Alzheimer’s Association elaborates on the medical and support services a dementia patient can receive while in hospice:

  • Prescription medications
  • Short-term respite care
  • Short-term inpatient care
  • Hospice or health aide
  • Dietary counseling
  • Medical social services
  • Speech pathology
  • Occupational therapy
  • Physical therapy
  • Medical supplies and equipment
  • Nursing care
  • Doctor care

Be aware that if your loved one with dementia needs symptom control or pain-relieving medications, you could be charged a copay for these medications. This would only be up to $5, says the Alzheimer’s Association. Hospice services wouldn’t cost you anything though.

There may be some caregiver support available to you as well. Respite care is a good example.

Under respite care, hospice patients who are still in their own homes may be eligible for hospital stays from several days to a month or more.

This allows you to rest, knowing that your loved one is being well taken care of by the hospice care teams.

Be sure to ask the social workers assigned to your loved one for more information about potential supportive care for you.

How Long Do Dementia Patients Live On Hospice?

Let’s say the dementia patient in your life was given a doctor’s prognosis of six months. Once they’re in hospice care, is there a possibility they could live longer?

Yes, but more than likely, it won’t happen. That’s only because, as we said before, dementia is progressive.

Although it’s possible that your loved one could have been in the middle stages of dementia for several years, once they reach the third stage of the disease, their body begins shutting down. At this point, the end of life is not far off.

By the time the dementia patient has incontinence and they can’t stand, walk, or keep their head up without help, they’re already within their last two to three months of life.

If they can barely get food or drink down without choking and they’re speaking very infrequently, those are also signs that the disease has advanced quite rapidly.

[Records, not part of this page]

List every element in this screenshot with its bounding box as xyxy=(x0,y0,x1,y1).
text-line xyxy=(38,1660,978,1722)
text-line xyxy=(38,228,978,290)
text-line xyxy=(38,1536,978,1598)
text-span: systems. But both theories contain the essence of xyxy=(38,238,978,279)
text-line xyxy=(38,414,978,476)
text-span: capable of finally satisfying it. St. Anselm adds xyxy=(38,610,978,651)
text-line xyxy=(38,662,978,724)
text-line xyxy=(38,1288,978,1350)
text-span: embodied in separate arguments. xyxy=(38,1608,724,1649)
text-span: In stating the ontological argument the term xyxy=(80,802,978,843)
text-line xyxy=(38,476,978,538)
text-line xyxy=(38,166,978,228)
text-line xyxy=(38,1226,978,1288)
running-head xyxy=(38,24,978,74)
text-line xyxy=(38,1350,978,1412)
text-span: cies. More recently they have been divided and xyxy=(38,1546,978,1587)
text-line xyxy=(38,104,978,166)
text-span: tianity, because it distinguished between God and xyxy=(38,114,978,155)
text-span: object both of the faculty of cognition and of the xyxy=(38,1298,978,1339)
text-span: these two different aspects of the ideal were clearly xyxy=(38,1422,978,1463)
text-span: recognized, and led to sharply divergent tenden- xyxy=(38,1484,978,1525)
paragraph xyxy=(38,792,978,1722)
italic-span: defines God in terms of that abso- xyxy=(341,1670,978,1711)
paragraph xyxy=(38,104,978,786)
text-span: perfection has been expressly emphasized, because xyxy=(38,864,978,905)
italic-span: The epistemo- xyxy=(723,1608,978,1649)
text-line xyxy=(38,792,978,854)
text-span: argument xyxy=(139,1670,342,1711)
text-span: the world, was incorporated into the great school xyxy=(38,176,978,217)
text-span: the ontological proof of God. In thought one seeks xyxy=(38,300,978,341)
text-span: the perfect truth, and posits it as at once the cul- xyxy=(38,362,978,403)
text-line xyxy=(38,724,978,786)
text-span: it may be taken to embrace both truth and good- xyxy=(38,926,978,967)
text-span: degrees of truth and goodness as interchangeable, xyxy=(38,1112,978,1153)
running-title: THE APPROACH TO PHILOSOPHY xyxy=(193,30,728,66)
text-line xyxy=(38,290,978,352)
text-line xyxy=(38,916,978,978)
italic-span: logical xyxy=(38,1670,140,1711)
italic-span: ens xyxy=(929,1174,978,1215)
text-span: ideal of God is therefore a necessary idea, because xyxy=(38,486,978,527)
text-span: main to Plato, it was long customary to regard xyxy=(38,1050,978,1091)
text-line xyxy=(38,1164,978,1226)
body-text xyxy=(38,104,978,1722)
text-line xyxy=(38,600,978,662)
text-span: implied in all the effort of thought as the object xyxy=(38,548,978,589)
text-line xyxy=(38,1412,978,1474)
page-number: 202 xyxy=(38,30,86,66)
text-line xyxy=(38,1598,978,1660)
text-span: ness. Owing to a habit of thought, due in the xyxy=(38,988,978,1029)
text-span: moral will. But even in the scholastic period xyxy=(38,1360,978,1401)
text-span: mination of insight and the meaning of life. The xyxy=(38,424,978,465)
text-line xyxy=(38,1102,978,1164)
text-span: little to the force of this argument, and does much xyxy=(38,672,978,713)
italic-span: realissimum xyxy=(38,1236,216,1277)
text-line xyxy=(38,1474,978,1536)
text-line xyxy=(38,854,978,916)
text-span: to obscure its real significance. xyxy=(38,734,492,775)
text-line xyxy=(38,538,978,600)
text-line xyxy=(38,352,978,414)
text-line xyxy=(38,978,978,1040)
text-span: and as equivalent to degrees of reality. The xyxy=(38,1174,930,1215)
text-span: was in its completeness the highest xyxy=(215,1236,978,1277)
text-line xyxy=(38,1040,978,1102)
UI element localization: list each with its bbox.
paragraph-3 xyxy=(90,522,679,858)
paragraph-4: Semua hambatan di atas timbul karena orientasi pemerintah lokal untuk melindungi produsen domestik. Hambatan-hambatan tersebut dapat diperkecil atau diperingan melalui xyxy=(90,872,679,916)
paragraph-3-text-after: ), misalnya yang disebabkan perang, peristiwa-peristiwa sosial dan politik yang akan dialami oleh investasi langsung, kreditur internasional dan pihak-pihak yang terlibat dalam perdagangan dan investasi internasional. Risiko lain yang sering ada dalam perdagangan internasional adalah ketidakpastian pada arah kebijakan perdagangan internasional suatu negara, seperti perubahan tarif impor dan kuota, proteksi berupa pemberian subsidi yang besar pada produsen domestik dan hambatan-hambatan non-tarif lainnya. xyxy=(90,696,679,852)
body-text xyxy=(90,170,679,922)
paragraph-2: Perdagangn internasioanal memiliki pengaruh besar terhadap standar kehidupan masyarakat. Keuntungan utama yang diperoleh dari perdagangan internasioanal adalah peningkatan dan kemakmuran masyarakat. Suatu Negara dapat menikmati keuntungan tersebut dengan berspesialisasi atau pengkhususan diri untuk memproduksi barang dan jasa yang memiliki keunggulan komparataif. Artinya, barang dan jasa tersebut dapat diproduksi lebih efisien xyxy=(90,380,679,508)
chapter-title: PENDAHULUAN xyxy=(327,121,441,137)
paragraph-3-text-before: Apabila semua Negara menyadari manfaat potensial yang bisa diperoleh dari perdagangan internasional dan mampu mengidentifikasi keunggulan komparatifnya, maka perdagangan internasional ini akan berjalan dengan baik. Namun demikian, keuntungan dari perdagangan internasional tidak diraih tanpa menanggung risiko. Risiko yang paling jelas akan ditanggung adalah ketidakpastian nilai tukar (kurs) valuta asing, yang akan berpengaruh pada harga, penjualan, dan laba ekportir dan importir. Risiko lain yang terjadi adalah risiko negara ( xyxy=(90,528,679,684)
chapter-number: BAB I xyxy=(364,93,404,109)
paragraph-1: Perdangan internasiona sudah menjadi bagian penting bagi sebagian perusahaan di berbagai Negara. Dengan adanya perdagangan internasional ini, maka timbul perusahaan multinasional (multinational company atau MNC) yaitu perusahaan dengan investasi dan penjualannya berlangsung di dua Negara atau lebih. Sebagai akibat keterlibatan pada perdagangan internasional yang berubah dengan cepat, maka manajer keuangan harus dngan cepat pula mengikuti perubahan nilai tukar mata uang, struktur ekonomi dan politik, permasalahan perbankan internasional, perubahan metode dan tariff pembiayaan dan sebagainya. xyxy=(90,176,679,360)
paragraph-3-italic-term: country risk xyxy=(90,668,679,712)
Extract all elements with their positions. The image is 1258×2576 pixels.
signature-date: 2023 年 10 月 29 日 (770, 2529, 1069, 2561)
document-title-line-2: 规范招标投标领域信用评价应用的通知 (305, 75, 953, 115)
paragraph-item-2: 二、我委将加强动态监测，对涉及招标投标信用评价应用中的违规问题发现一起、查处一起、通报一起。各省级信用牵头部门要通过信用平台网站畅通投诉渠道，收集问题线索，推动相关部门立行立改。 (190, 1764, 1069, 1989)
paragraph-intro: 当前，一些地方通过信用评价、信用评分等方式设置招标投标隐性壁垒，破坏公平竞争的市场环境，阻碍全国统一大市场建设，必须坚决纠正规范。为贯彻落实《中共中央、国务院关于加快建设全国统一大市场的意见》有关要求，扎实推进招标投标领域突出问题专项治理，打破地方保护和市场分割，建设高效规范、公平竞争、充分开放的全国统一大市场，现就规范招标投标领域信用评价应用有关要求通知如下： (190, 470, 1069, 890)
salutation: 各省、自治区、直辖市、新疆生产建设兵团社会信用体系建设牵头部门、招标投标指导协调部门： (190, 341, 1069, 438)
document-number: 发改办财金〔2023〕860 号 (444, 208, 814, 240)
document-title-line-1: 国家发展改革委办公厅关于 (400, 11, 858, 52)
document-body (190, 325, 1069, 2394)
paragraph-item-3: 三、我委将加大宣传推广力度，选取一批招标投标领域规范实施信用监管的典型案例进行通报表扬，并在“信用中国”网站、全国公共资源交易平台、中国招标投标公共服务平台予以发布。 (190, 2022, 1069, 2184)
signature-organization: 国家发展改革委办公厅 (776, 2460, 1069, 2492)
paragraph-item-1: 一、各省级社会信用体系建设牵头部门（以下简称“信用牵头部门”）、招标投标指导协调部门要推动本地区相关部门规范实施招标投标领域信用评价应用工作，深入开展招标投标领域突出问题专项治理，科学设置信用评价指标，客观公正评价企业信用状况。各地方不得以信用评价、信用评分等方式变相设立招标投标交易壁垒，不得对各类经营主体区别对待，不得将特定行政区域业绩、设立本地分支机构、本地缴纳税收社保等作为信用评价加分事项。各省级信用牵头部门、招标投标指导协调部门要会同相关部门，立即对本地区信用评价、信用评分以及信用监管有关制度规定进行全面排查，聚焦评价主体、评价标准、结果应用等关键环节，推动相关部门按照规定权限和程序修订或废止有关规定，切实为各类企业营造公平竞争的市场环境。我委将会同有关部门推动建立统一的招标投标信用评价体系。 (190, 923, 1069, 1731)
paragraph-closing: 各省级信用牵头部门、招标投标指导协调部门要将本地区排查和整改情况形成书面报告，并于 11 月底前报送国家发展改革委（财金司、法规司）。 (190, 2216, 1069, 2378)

In the last days and weeks of their lives, a dementia patient will usually experience these symptoms:

  • Breathing changes, such as very fast breathing for a few seconds, then slower and shallower breaths, followed by faster ones
  • Barely being able to stay awake and even being unconscious instead of asleep
  • Restlessness
  • Agitation
  • Cannot swallow
  • Cold legs, arms, feet, and hands

It’s worth mentioning that not every dementia patient follows these stages to the letter.

Their symptoms might appear sooner or later than what is common, but many dementia patients generally experience the same symptoms at the end of their life. That’s how the FAST Scale was able to be developed.

Conclusion 

Watching your senior parent or loved one go through the throes of dementia is one of the hardest things you’ll experience in your life. Even harder is deciding to send them to hospice care.

If your dementia patient has fewer than six months to live and is in Stage 7 of the FAST Scale (end-stage dementia), the comfort care provided by hospice is the right choice for them.